Когда белые вошли в дом моего деда, там была только его старшая дочь – 11-летняя Соня, все остальные спрятались. А моя мать, между тем, собирала яблоки с соседскими украинскими девочками. Она была русоволоса и сероглаза, заподозрить в ней еврейку было нелегко. Но Соню долго били, требовали назвать место, где спрятались родители. Не добившись от нее признания, они побили в доме посуду, покрушили мебель, а припасенные к празднику продукты, что не смогли унести с собой, облили керосином.

Это был вполне заурядный еврейский погром, коих на Украине и в других местах в те времена совершались тысячи. Еврейское население Малороссии стало заложником Гражданской войны. По дошедшим до нас сведениям, только в одних погромах погибло около 200 тысяч человек. 300 тысяч детей, потеряв обоих родителей, остались сиротами, и многие из них погибли от голода. А вообще, так или иначе, в погромах пострадало полтора миллиона – треть всего еврейского населения бывшей российской империи. И благородное белое офицерство (конечно, только часть его) участвовало в этом постыдном деле наряду с петлюровцами, казаками, поляками и многочисленными «батьками» – всеми, кому не лень, ради грабежа и потехи. Ибо, во-первых, все знали, что за это ничего не будет, а во-вторых – такая уж традиция.

Мать рассказывала, что была еще одна попытка устроить в Коропе еврейский погром – на местном уровне, – которая была сорвана железнодорожными рабочими, прибывшими из Алтыновки. Но нередко зимними ночами у дома деда Гуревича собирались некоторые из местных, колотили в дверь и кричали: «Гиля, выходь!» Дед стоял у двери с топором, а все женское население дома повисало у него на плечах и руках, чтобы он не выходил. Дед был вспыльчив и в отчаянии вполне мог зарубить человека. Конечно, это бы кончилось для всей семьи страшной трагедией. Был такой случай. Его единственного сына Сашу обвинили в воровстве. На самом деле, это было недоразумение, которое разрешилось через несколько дней. Но воровство считалось у евреев тяжким грехом. Дед гонялся за Сашей с топором, и несколько дней парня у себя прятали соседи.

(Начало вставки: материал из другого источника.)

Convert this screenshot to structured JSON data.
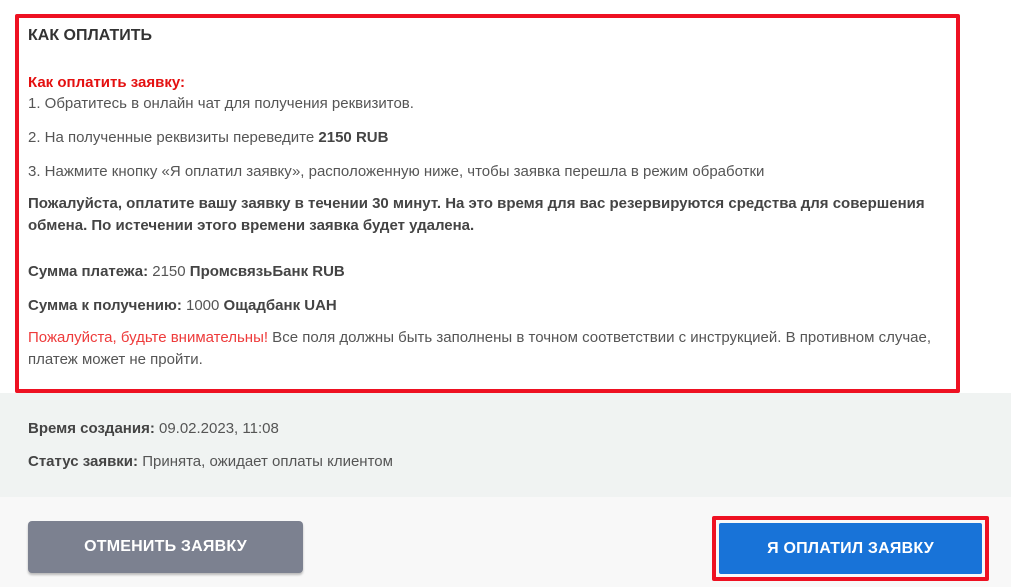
{
  "instructions": {
    "heading": "КАК ОПЛАТИТЬ",
    "sub_heading": "Как оплатить заявку:",
    "step1": "1. Обратитесь в онлайн чат для получения реквизитов.",
    "step2_prefix": "2. На полученные реквизиты переведите ",
    "step2_amount": "2150 RUB",
    "step3": "3. Нажмите кнопку «Я оплатил заявку», расположенную ниже, чтобы заявка перешла в режим обработки",
    "notice": "Пожалуйста, оплатите вашу заявку в течении 30 минут. На это время для вас резервируются средства для совершения обмена. По истечении этого времени заявка будет удалена.",
    "payment_sum": {
      "label": "Сумма платежа:",
      "amount": " 2150 ",
      "currency": "ПромсвязьБанк RUB"
    },
    "receive_sum": {
      "label": "Сумма к получению:",
      "amount": " 1000 ",
      "currency": "Ощадбанк UAH"
    },
    "warning_red": "Пожалуйста, будьте внимательны!",
    "warning_text": " Все поля должны быть заполнены в точном соответствии с инструкцией. В противном случае, платеж может не пройти."
  },
  "meta": {
    "created_label": "Время создания:",
    "created_value": " 09.02.2023, 11:08",
    "status_label": "Статус заявки:",
    "status_value": " Принята, ожидает оплаты клиентом"
  },
  "actions": {
    "cancel_label": "Отменить заявку",
    "paid_label": "Я оплатил заявку"
  },
  "colors": {
    "highlight_border": "#ee1122",
    "primary_button": "#1873d8",
    "secondary_button": "#7c8190",
    "accent_red": "#e41010"
  }
}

С наступлением НЭПа жизнь стала как-то налаживаться. Моя тетя Оля рассказывала, что семья отца стала промышлять выделкой кожи, для чего приобрели специальное оборудование. Кожи продавали местному населению. К концу НЭПа даже купили лошадь, за которой с любовью ухаживал мой отец. Да, совсем забыл сказать, что отца звали Ошер – нормальное еврейское имя, правда, довольно редкое. С еврейскими именами произошла такая метаморфоза. Большинство из них позабирали себе окружающие христианские народы: все эти Иваны, Петры, Ильи, Семены, Назары, Гаврилы, Вениамины, Марьи и многие другие имеют древнееврейское происхождение. Но другим именам не повезло: их почему-то не взяли, и они стали исключительно еврейскими именами.

Итак, ухаживал молодой Ошер за лошадью и ездил на ней верхом. И продолжалось это ровно неделю. А через неделю лошадь украли. Возможно – и к лучшему, ибо «раскулачивание» их семью обошло.

Далее отец учился на рабфаке, поступил в институт. Дети семей Гуревичей и Корабельниковых один за другим покидали родные гнезда и отправлялись в самостоятельное плавание. Часть из них, так или иначе, осела в Москве. Моего же отца направили по распределению на работу в подмосковную Коломну на паровозостроительный завод – ныне это ОАО «Коломенский завод». К тому времени они с матерью поженились.